Os dados, atualizados em março, são da Agência Nacional de Saúde Suplementar (ANS), entidade que controla e regula o setor, que têm enfrentado dificuldades em época de pandemia, como aumento acelerado da demanda e as judicializações. Nos hospitais e clínicas das redes conveniadas, a maioria dos procedimentos de saúde foram suspensos durante esse período porque a prioridade é a questão da Covid-19.

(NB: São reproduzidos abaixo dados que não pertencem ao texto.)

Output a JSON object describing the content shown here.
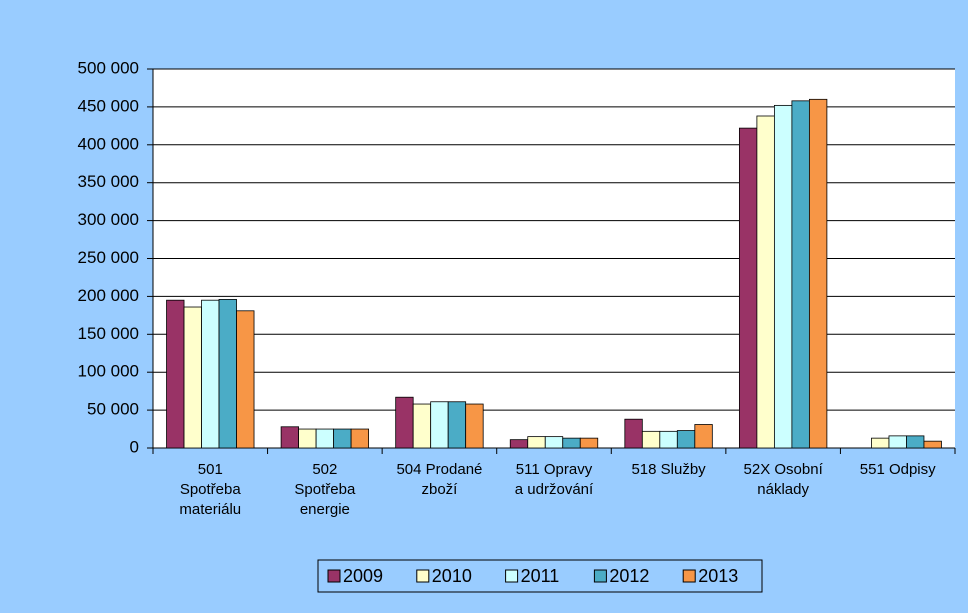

Em entrevista a LexLatin, Ana Cândida Sammarco, responsável pelo setor regulatório de life sciences e saúde do escritório Mattos Filho, dá um panorama de como o setor vem enfrentando questões relativas à pandemia do coronavírus no Brasil.

A especialista explica que, de uma forma ou outra, a conta desse momento vai chegar para os planos de saúde. E quem vai pagar será o consumidor, que pode vir a ter reajustes acima do esperado.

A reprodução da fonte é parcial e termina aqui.